The concept instinctively made sense. It felt close and easy, like something I’d always known. But also distant enough that I could roll it between my fingers like academic Play-doh. I could see how far it would stretch before breaking or leave it sitting balled up on my desk when class ended.
The idea of a space without bounds that held within its hull the power to harm or to free or to form—that idea has never completely left me. Would I have thought as an undergraduate student that liminality might one day describe my experience as a Black woman in America? Yes. Would I have guessed it might describe my future experience as a mother, wading through waters of science and faith, in search of the truest way to know her son? Not at all.
As a child, one of my greatest fears was being trapped in an elevator. The idea of being trapped in a tight, stuffy space between floors was too much; I grabbed my mother’s arm and cried so many times in department stores and libraries that eventually she only looked for escalators or stairs. As a mother, I’ve had to ask myself if I’m fearful of being stuck in a forever-liminal space with my son: What would never getting an answer, or even no longer expecting an answer, look like? Would that be stifling and unbearable?
One of my favorite theologians, Christena Cleveland, wrote: “We are formed, fortified and even reborn in the liminal spaces and during the shadowy times.” She may have been referring to the disheartening social and political landscape of our nation, but I also hear her words as a personal offering to me. I see them as an invitation to sit with my son in that stale elevator, to feel the weight of his head on my chest, to accept that I can’t get us out or save us from this.

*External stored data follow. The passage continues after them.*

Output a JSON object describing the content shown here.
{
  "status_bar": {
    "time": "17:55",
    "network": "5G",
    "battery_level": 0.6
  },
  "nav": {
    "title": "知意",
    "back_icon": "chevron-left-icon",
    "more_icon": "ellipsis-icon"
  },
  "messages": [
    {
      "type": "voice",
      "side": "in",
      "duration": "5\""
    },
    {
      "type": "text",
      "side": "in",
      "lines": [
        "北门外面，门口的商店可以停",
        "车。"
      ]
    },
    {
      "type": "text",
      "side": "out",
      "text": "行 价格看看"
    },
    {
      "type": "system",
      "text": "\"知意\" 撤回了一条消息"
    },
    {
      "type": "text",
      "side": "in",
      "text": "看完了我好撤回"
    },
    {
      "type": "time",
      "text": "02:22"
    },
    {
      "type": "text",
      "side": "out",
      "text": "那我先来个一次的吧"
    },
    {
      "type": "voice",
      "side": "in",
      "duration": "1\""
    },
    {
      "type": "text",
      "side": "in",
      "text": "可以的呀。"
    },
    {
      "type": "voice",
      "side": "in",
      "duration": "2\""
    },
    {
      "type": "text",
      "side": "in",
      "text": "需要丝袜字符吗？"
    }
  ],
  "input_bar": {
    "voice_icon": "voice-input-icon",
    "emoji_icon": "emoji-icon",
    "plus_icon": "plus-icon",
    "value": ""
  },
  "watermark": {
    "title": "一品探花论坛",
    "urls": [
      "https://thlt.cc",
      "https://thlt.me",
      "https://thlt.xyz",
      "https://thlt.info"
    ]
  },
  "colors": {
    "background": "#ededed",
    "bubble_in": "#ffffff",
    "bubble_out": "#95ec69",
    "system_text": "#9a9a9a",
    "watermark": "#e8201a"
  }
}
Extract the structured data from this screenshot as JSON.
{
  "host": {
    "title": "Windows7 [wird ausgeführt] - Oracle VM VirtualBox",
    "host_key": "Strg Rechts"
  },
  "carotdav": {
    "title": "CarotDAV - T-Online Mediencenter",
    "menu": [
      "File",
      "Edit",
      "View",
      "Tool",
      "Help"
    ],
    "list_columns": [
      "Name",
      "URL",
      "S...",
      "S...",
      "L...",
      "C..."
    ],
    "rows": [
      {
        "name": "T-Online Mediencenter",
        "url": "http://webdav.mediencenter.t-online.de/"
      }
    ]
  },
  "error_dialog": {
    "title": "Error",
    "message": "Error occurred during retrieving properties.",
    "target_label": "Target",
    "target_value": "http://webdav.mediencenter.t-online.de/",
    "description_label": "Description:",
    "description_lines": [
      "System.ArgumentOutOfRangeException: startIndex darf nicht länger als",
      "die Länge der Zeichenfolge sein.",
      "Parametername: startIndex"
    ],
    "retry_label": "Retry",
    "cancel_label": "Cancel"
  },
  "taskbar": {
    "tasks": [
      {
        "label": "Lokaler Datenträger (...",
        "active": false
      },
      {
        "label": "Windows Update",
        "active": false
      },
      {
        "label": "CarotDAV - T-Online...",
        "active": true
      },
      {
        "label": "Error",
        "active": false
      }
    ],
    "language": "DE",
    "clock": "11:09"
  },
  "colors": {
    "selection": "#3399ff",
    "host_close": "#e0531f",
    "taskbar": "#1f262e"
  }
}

And to follow the lead of Tophs, who, whenever he sees anyone sick or hurt in the family, prays without ceremony. He doesn’t even worry about the ask. He just says what he knows. It’s “Lord, Jesus, Daddy hurt his head. Lord, Jesus. Amen.” Or “Lord, Jesus, Eliot’s tummy hurts. Lord, Jesus. Amen.” So I will hold him tight in this space, and he will curl his head around to softly kiss my elbow as he does some nights, and I will whisper, “Lord, Jesus. We don’t know. Lord, Jesus. Amen.”